I have always enjoyed black and white photographs and many photos in my home of my family are in black and white. I think this is simply because I don’t want to be distracted by the colour, I want to focus on the content of the image, and according to my daughter because I always romanticise things. However when I started this course I kept to using colour and I have learned to really enjoy colour in my images now. The main difference for me is that there is an extra dimension in colour photography that adds feeling. A grey overcast image differs greatly from a bright colourful image. The images in my last assignment of EYV would not have had the same effect had I presented these images in monochrome.
On the street however colour can sometimes looks ‘ snapshot’ style whereas monochrome appears more authentic and serious. Monochrome also lends itself well to a series as the extra dimension of colour does not need to be considered. Monochrome can also feel more ‘moody’ and focuses the attention to what is in the frame without the distraction of colour. However colour is very much of our time, you can get a sense of era just from the colours used in everyday clothing and surroundings, the image becomes a document to time and place.
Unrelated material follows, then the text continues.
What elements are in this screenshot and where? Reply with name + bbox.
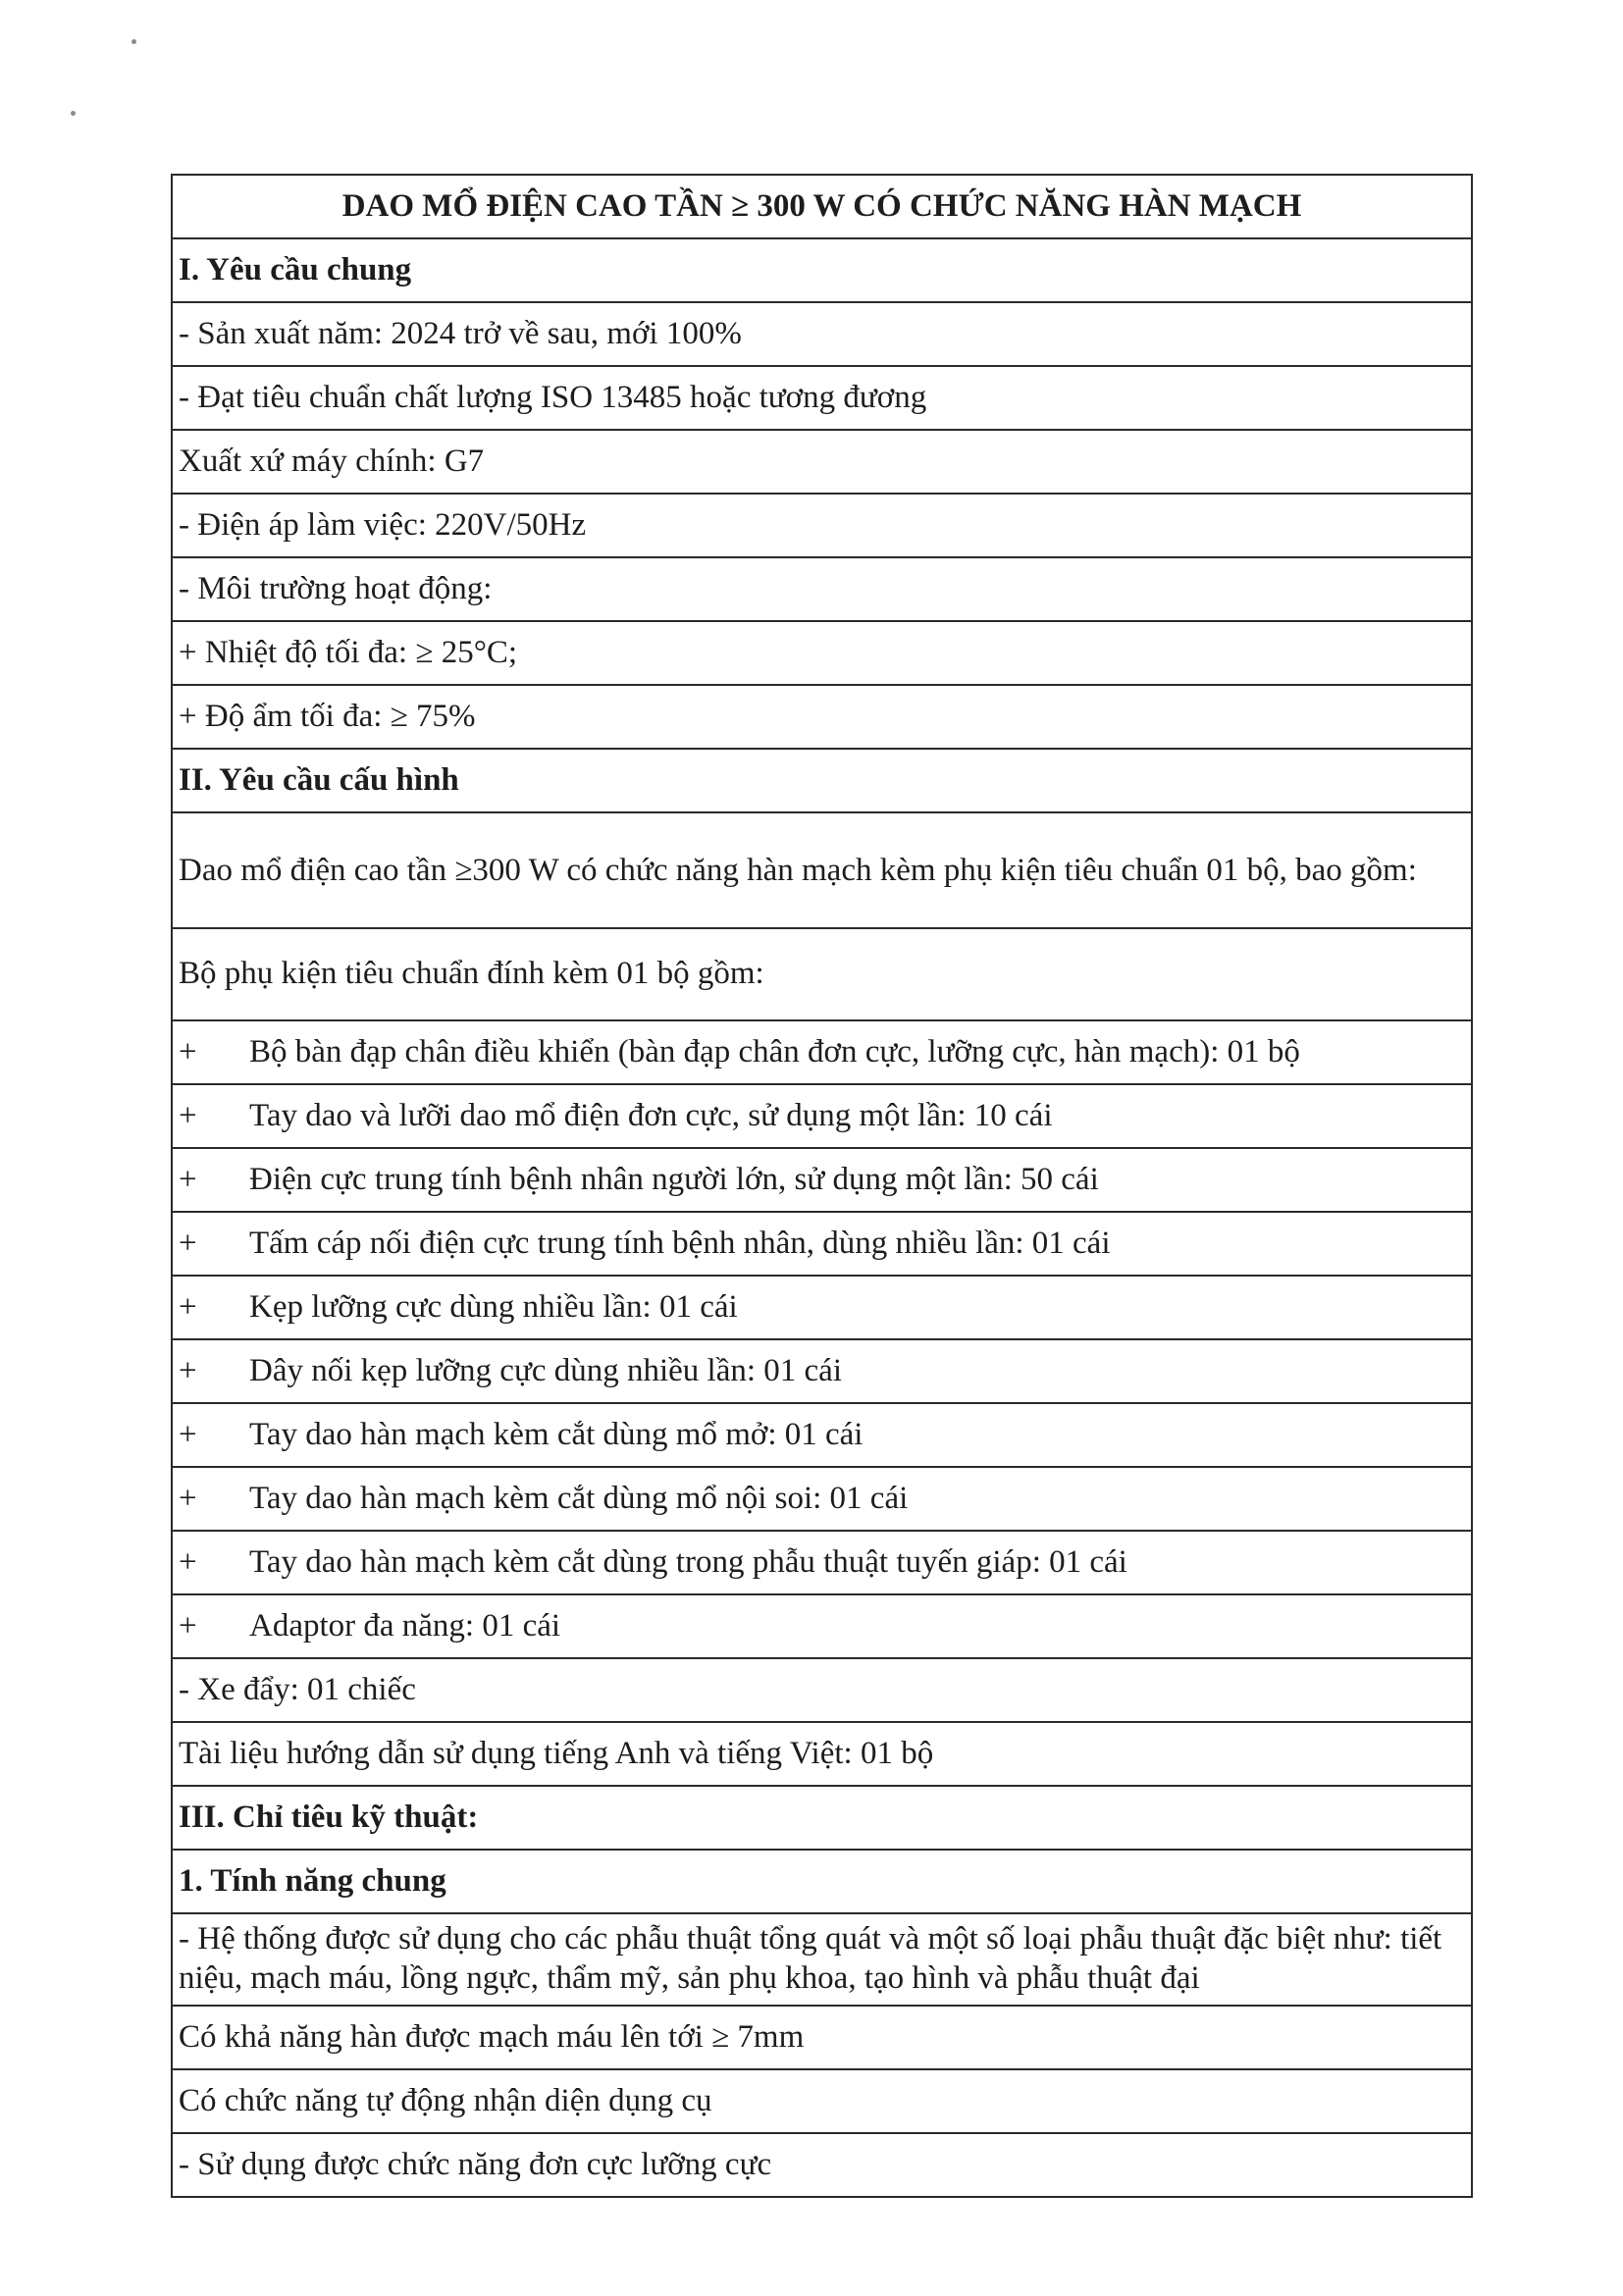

There is more to see and more information contained in the colour image.
I think that the final choice of using colour over monochrome depends entirely on the intended message that the photographer wants the image to portray. There is a for and against for both in street photography, the question that needs to be asked on reviewing an image is ‘what’s does it add, or not add?’.
Shooting only in black and white filters the choices of subject on the street, I feel that in monochrome I gravitate to gritty images or images with interesting architecture or contrasts whereas shooting in colour I focus on what is happening in the frame and sometimes look at the colour to draw attention.
• Can you spot the shift away from the influence of surrealism (as in Cartier-Bresson’s work)?
As quoted on the Tate’s website:
http://www.tate.org.uk/art/art-terms/s/surrealism
Surrealism aimed to revolutionise human experience, rejecting a rational vision of life in favour of one that asserted the value of the unconscious and dreams. The movement’s poets and artists found magic and strange beauty in the unexpected and the uncanny, the disregarded and the unconventional.
Images from Man Ray are a prime example of surrealism in photography, images were manipulated and the art form stretched to show creativity and variety. The medium of photography was being explored and boundaries pushed, double exposure, printing, montage, solarization and distortion were used by photographers. Cartier-Bresson’s early work explored surrealism by flattening images this seems to shift around World War 2 which may be in part be because of this. Cartier-Bresson appeared to take a more political stance and the messages were no longer about the rules of ‘Art’ as was his original training but about the story conveyed.
• How is irony used to comment on British-ness or American values?
When I think of irony in photography I immediately think of Martin Parr and how he appears to poke fun at ‘British-ness’. He exaggerates the stereotype, brits / tourists on holiday spring to mind, over saturated colours hinting at the brashness of society. They are tacky in away which draws my mind to old-fashioned seaside postcards full of innuendo. There is a romanticism around them that shows a stereotypical world which in reality no longer exists, the absurd irony too is that we still try to shoehorn people stereotypes.
https://pro.magnumphotos.com/Asset/-29YL5342UL6R.html
The irony in this image is the person swimming in the pool when the ocean , mother natures own pool, is right there next to him. The garish artifical colour of the pool against the natural backdrop documents mans effect against nature.